Nationalgeographic.co.id—Pada awal abad ke-20, sebagian besar wanita di Amerika Serikat tidak bekerja di luar rumah, dan mereka yang melakukannya terutama masih muda dan belum menikah.
"Pada masa itu, hanya 20 persen dari seluruh perempuan yang menjadi wanita karir," tulis Janet L Yellen kepada Brookings Education dalam artikel berjudul "The history of women’s work and wages and how it has created success for us all" terbit pada 2020.
Yellen melanjutkan, "biro Sensus kemudian mengategorikan partisipasi angkatan kerja di luar rumah, dan hanya 5 persen dari mereka yang menikah yang dikategorikan demikian."
Terlepas dari sentimen yang meluas terhadap wanita, khususnya wanita yang sudah menikah, bekerja di luar rumah masih menjadi hal yang tabu sebelum memasuki tahun 1930.
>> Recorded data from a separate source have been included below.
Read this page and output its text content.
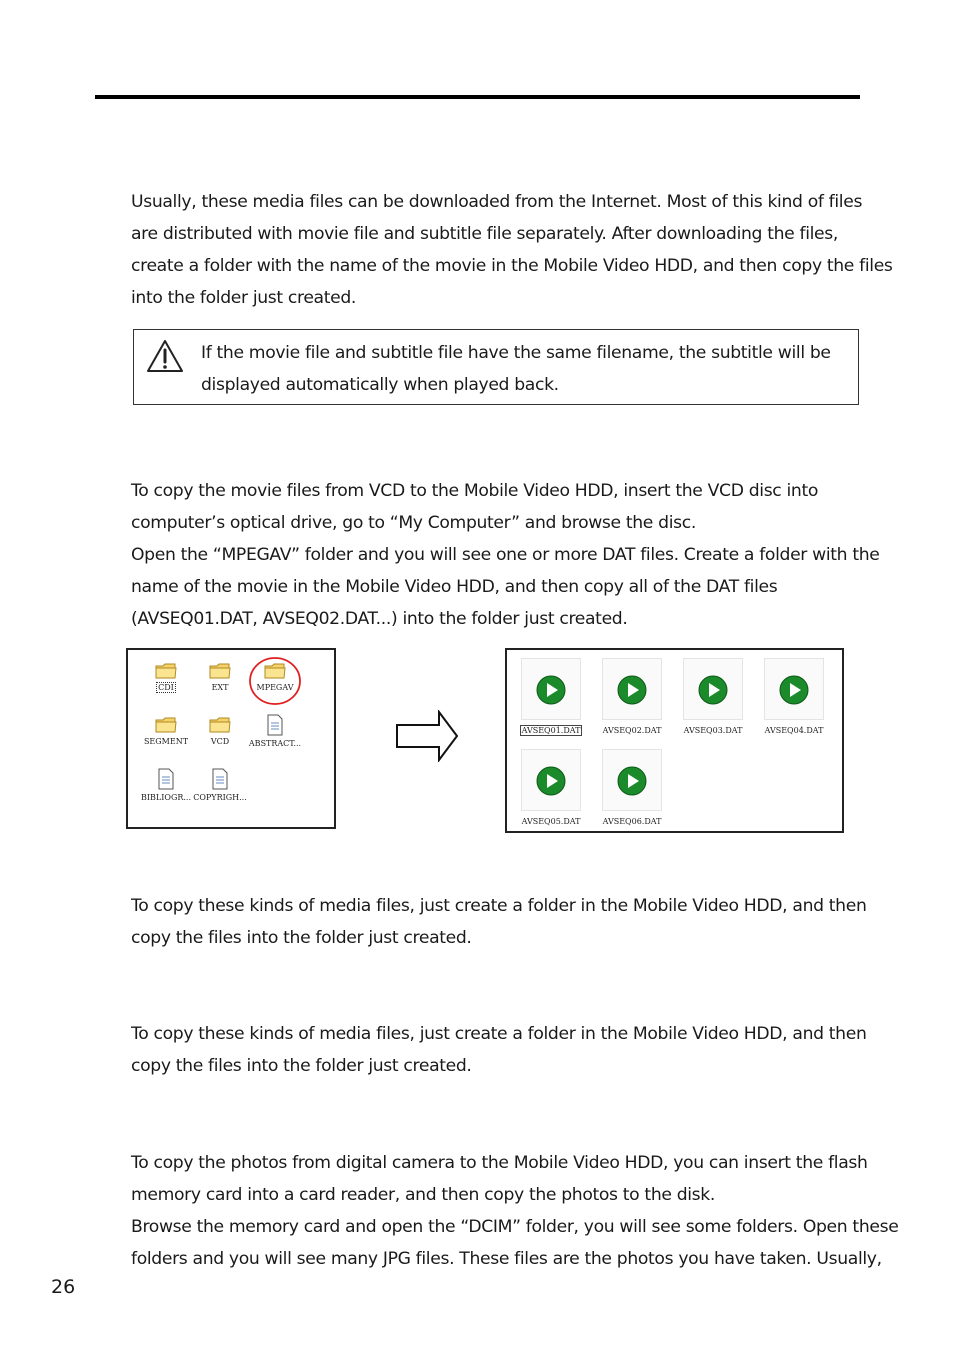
Usually, these media files can be downloaded from the Internet. Most of this kind of files
are distributed with movie file and subtitle file separately. After downloading the files,
create a folder with the name of the movie in the Mobile Video HDD, and then copy the files
into the folder just created.
If the movie file and subtitle file have the same filename, the subtitle will be
displayed automatically when played back.
To copy the movie files from VCD to the Mobile Video HDD, insert the VCD disc into
computer’s optical drive, go to “My Computer” and browse the disc.
Open the “MPEGAV” folder and you will see one or more DAT files. Create a folder with the
name of the movie in the Mobile Video HDD, and then copy all of the DAT files
(AVSEQ01.DAT, AVSEQ02.DAT...) into the folder just created.
CDI	EXT	MPEGAV
SEGMENT	VCD	ABSTRACT...
BIBLIOGR... COPYRIGH...
AVSEQ01.DAT	AVSEQ02.DAT	AVSEQ03.DAT	AVSEQ04.DAT
AVSEQ05.DAT	AVSEQ06.DAT
To copy these kinds of media files, just create a folder in the Mobile Video HDD, and then
copy the files into the folder just created.
To copy these kinds of media files, just create a folder in the Mobile Video HDD, and then
copy the files into the folder just created.
To copy the photos from digital camera to the Mobile Video HDD, you can insert the flash
memory card into a card reader, and then copy the photos to the disk.
Browse the memory card and open the “DCIM” folder, you will see some folders. Open these
folders and you will see many JPG files. These files are the photos you have taken. Usually,
26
Selama beberapa dekade dari tahun 1930 hingga 1970, peluang kerja yang meningkat juga muncul bagi wanita berpendidikan tinggi.
pada awal periode itu, sebagian besar wanita masih diharapkan memiliki karir pendek, dan wanita sebagian besar masih dipandang sebagai pencari nafkah sekunder yang karir suaminya diprioritaskan.
Seiring berjalannya waktu, sikap tentang wanita yang bekerja dan prospek pekerjaan mereka berubah. Ketika wanita memperoleh pengalaman dalam angkatan kerja, wanita dapat menyeimbangkan antara pekerjaan dan keluarga.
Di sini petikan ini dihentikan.